The Importance of Plant Life in the Global Food Chain

I suppose one could say if you want to help the planet, plant a plant. The importance of plants, especially green plants, cannot be overstated. They are a food source, they produce oxygen, they help control natural events, and they stabilize the soil. This is the short list, but you should get the idea.

Ultimately, everything eats plants or plant remains. Plants are the primary producers on our planet. Even deep sea plants that use chemosynthesis instead of photosynthesis are producers. All herbivores and omnivores eat plants and their seeds.

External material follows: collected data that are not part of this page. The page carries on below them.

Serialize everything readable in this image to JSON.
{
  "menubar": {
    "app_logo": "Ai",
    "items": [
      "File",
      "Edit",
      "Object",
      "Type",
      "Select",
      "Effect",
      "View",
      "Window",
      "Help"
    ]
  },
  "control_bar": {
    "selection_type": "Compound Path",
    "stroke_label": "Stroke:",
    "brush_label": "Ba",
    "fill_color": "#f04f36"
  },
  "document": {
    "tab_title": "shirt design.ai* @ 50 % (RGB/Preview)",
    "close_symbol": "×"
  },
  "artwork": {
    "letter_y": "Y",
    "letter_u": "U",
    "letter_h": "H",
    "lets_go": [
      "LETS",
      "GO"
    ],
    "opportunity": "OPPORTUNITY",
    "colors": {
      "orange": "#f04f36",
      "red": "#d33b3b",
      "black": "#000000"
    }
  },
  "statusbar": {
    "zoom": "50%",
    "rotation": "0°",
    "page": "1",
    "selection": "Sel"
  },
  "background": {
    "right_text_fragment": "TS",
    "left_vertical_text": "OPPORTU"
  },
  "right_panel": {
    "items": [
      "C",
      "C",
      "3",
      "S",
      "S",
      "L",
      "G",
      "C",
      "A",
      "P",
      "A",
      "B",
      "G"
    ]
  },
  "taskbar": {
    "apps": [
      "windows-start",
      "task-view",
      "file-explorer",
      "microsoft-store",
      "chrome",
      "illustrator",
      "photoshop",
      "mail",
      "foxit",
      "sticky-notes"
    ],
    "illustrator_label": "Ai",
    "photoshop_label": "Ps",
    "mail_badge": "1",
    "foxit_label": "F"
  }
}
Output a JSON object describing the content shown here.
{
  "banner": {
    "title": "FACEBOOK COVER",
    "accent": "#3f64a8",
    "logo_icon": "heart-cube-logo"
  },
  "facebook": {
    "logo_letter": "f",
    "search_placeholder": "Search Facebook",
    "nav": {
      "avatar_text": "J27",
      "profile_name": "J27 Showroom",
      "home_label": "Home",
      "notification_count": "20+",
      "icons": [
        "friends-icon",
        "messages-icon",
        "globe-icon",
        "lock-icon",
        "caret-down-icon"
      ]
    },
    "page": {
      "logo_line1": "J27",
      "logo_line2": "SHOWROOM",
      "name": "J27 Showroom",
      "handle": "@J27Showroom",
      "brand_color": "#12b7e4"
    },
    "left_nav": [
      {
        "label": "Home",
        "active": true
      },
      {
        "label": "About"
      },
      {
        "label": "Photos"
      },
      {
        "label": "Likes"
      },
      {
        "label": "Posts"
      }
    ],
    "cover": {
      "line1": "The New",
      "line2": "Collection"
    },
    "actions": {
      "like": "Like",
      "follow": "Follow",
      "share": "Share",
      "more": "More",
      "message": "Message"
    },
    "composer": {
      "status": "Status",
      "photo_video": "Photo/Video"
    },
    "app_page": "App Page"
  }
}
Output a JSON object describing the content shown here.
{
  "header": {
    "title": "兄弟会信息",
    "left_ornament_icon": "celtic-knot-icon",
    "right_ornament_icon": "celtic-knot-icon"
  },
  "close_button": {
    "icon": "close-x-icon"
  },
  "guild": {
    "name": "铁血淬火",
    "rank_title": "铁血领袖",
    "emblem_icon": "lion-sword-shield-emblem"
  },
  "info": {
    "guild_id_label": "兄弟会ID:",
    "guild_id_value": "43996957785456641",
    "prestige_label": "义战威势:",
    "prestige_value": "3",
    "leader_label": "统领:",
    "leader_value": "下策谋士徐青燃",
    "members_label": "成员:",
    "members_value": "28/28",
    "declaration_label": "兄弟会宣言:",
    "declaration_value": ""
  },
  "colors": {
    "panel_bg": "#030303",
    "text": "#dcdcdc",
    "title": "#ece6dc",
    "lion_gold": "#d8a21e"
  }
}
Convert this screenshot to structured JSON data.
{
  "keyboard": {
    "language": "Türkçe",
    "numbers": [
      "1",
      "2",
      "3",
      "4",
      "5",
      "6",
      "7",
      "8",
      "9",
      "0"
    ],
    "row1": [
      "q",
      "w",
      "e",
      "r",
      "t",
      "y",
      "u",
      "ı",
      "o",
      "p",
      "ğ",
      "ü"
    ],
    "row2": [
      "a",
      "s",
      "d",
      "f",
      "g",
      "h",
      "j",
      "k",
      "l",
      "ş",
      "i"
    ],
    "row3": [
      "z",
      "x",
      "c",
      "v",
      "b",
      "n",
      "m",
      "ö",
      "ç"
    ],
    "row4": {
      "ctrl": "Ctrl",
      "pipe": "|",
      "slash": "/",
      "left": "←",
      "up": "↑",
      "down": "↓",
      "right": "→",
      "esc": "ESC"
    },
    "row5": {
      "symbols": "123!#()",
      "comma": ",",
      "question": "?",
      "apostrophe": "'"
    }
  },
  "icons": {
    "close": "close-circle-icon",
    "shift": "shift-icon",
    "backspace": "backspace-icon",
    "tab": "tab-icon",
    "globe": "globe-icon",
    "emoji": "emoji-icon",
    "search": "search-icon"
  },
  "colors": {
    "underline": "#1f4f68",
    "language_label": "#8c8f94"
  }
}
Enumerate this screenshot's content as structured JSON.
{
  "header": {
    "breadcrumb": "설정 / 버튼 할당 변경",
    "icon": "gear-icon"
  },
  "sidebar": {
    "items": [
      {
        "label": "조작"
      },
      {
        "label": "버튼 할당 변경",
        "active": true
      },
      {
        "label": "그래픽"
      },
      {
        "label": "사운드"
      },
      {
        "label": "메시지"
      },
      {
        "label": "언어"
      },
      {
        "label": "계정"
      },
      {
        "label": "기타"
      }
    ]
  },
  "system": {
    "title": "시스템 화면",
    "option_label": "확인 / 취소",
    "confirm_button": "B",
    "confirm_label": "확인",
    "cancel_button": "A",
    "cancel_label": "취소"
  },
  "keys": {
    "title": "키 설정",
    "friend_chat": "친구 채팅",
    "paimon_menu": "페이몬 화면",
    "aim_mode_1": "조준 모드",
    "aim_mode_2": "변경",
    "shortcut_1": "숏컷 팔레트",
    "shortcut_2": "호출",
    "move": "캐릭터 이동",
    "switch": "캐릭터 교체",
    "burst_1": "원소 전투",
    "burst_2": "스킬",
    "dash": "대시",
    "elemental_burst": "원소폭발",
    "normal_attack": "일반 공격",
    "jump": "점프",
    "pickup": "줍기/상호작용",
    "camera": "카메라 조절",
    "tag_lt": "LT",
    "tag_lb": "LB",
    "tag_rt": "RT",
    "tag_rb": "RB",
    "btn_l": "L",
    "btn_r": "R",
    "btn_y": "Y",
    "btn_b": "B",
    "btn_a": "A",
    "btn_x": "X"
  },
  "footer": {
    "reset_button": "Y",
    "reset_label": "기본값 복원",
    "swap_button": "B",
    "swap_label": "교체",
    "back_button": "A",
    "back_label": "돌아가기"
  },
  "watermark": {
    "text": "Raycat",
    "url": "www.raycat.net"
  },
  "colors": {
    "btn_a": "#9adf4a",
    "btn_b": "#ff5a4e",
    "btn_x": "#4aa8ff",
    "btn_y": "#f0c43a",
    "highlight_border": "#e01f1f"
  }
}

The variety of ways that creatures eat plants is astounding. Some only eat grasses. Others only nibble leaves. A few eat the bark or stems. Creatures that eat plants range from microbes to elephants to some types of whales. As animals become larger, they consume more and more plants. When populations become too dense, plant life is reduced often to non-existent. If those animals cannot find new foraging territory, they become non-existent, too.

All tertiary consumers and scavengers depend plants to sustain their food source. Even the tiny organisms that break down the rotting remains of other organisms need plants to produce food first.

By producing oxygen as a byproduct of food production, plants inadvertently give other organisms the main tool needed to burn food calories. Without oxygen, no food energy could be released to nourish other life. Even the cells in the plants themselves have to draw on this oxygen supply for growth and reproduction.

Large forests become important to the food chain by helping to control some natural disasters and protect the animals that consume them. High winds, even tornadoes, are affected by large, dense forests. It is speculated that rain forests need a certain critical mass to maintain the humid and rainy conditions. The forests create the climate not the other way around.

Plants of all sizes with root systems stabilize the soil. Without them, severe erosion can occur destroy the ability of the land to support major plant growth. In the absence of soil and plants, animals cannot stay either. This is why conservationist push to leave native forests and grasslands alone. By preserving the soil, all life benefits.